One of the first times I became aware of Catcher in the Rye was back in junior high school when the Coolest Kid In The School -- imagine a combination of Draco Malfoy and James Dean -- was reading it. When a few of us asked him to tell us about it, he simply gave us a disdainful look which seemed to say, "There is no way I can explain to you losers the profundities contained in this novel."
Times seemed to have changed. Catcher is back in the news because last week a judge issued a temporarily injunction preventing the publication in this country of an unauthorized sequel by a Swedish writer who goes by the name of J. D. California.
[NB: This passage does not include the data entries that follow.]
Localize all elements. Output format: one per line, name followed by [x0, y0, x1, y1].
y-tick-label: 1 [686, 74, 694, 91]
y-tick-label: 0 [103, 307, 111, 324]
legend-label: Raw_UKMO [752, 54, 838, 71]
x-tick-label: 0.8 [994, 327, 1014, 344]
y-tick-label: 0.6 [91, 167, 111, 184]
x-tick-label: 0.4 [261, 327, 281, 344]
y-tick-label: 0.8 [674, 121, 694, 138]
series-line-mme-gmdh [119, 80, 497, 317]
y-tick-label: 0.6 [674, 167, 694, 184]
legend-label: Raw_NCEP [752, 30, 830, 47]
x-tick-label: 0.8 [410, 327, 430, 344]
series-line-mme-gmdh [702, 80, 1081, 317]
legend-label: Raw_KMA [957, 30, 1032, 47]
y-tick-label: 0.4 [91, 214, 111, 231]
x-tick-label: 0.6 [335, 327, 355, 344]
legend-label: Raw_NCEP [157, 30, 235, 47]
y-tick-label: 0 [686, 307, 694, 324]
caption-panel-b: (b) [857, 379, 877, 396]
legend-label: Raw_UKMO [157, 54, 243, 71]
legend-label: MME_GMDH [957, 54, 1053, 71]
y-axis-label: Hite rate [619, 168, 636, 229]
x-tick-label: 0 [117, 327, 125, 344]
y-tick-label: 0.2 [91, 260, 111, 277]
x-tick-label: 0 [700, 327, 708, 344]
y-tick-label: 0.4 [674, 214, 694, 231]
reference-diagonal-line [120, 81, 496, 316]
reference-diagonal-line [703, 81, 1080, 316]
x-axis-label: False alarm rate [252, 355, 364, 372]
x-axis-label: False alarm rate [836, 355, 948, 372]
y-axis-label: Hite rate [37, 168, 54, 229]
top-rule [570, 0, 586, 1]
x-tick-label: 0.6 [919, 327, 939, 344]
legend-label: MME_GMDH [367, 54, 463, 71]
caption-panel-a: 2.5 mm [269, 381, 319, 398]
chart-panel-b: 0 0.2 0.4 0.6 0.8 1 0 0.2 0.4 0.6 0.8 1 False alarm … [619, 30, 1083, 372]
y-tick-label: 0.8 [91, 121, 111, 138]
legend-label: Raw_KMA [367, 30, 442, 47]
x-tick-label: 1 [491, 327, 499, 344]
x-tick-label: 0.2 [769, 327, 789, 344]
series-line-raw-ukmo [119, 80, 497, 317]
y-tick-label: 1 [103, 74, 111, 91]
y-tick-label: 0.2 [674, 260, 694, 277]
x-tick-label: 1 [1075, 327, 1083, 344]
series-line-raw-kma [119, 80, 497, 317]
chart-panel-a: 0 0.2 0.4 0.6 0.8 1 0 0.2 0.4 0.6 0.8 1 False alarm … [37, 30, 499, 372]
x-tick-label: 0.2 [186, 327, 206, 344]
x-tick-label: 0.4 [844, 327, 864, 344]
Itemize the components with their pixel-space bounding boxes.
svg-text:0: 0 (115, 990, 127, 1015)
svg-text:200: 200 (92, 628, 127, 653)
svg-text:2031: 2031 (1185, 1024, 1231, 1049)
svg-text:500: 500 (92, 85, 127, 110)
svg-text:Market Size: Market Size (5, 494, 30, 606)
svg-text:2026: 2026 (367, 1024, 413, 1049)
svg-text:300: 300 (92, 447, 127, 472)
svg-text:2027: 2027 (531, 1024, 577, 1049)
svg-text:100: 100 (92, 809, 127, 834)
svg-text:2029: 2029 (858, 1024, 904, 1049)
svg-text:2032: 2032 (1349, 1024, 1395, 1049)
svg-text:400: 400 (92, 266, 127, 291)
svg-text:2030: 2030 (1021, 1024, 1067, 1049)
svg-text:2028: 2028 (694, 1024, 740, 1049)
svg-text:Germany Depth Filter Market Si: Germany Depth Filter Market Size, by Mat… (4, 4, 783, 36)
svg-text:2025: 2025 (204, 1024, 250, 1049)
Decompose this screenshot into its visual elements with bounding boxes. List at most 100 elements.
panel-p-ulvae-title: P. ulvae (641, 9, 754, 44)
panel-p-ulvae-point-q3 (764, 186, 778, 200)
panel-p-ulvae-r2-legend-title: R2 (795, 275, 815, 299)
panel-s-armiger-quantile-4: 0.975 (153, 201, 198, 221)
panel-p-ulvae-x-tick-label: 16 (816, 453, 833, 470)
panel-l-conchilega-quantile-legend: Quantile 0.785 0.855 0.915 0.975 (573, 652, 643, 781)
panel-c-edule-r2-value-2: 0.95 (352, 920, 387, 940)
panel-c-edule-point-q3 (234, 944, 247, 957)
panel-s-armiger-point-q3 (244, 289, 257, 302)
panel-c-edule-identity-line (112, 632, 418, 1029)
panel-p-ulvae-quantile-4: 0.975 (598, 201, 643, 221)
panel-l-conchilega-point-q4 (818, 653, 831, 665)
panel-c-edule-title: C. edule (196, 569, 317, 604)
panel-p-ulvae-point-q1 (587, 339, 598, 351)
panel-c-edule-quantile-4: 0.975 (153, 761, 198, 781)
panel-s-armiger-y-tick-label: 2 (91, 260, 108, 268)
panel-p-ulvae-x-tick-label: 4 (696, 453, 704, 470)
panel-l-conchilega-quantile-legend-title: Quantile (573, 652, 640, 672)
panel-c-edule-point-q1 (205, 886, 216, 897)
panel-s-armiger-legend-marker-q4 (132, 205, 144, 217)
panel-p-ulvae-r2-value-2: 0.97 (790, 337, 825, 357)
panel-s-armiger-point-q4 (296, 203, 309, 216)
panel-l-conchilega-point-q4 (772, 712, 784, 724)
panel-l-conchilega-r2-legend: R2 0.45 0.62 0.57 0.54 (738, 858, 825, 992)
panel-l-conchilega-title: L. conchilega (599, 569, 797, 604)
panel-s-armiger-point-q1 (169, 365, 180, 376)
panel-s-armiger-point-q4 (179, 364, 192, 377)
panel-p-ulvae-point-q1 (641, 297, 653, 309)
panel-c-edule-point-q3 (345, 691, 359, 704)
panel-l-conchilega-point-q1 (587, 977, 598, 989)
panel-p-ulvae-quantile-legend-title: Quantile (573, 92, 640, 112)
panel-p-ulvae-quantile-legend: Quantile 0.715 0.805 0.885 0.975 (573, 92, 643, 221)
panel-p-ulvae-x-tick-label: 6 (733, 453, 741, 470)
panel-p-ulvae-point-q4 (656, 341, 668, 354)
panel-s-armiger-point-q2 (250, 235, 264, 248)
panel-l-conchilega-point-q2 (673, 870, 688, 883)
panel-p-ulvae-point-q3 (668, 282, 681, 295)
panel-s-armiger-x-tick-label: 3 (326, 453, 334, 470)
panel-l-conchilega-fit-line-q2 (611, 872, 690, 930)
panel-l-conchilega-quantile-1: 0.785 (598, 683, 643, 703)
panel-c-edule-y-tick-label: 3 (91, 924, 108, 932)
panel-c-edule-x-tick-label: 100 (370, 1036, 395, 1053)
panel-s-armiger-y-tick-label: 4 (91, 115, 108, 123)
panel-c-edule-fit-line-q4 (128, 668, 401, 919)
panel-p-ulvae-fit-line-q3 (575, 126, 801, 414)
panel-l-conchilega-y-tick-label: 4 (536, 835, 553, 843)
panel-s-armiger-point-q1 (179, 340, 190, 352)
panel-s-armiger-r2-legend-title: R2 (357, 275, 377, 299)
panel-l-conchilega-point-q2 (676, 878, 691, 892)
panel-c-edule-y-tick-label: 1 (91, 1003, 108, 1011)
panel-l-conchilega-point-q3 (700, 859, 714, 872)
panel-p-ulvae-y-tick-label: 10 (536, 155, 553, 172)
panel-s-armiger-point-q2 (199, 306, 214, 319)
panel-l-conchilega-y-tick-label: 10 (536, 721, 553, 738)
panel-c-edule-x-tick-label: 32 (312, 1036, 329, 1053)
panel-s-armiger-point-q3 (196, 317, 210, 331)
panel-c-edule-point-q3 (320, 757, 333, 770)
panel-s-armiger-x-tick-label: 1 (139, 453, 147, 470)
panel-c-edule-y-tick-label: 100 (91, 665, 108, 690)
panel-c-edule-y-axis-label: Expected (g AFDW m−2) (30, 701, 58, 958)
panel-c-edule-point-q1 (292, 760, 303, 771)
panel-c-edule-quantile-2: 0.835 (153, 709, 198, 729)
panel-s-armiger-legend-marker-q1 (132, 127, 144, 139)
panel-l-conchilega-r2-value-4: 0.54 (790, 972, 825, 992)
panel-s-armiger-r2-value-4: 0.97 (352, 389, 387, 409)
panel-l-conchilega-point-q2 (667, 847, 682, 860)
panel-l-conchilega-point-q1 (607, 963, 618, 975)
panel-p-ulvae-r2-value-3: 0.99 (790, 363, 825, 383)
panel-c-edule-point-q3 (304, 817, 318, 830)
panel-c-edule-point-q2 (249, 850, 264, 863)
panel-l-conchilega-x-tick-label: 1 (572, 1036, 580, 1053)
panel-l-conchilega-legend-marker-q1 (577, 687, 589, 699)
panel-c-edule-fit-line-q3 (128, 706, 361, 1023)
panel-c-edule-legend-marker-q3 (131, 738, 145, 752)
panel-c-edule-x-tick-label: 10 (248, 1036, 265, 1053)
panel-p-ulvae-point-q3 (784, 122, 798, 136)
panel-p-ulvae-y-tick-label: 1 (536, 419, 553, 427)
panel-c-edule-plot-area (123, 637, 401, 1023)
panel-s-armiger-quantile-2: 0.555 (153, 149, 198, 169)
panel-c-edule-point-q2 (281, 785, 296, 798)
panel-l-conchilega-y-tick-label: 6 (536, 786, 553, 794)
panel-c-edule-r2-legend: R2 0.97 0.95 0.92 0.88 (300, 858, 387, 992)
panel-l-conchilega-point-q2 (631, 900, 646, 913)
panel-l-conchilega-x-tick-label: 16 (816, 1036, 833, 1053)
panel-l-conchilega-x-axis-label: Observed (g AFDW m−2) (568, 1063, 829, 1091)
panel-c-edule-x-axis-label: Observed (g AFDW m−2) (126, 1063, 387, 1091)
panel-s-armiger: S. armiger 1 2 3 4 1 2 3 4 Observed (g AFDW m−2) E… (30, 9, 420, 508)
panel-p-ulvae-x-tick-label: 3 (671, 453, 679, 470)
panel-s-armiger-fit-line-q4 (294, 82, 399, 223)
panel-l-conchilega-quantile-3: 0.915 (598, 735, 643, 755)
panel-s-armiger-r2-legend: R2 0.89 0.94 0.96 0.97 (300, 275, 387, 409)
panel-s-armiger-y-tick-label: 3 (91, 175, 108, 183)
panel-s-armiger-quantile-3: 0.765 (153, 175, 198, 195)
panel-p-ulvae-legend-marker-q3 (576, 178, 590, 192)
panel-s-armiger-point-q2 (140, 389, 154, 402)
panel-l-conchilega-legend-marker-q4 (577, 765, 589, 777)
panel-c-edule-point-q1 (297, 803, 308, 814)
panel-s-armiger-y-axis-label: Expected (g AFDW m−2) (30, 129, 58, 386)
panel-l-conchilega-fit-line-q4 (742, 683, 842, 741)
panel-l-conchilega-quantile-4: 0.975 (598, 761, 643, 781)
This event led to an article in the New York Times by Jennifer Schuessler suggesting that modern teenagers, who often have to deal with J. D. Salinger's book as assigned reading, find the misadventures of Holden Caulfield, the novel's teenage protagonist, to be, well, "phony" (to use one of Holden's favorite words). It's evidently difficult for today's adolescents to identify with a disenchanted prep school kid who runs away to New York City trying to find some way of living that doesn't require compromises with either the shallowness of his school or the conformity of the adult world. Says Schuessler: "Today's pop culture heroes, it seems, are the nerds who conquer the world -- like Harry [Potter], -- not the beautiful losers who reject it." Or, as one 15-year-old told her, "Oh, we all hated Holden in my class. We just wanted to tell him, 'Shut up and take your Prozac.'"
By the way, I don't know what ever happened to that Coolest Kid In The School who was such a Holden Caulfield fan. He probably ended up as an investment banker with Goldman Sachs and is now living off a $100 million buyout bonus. What a loser.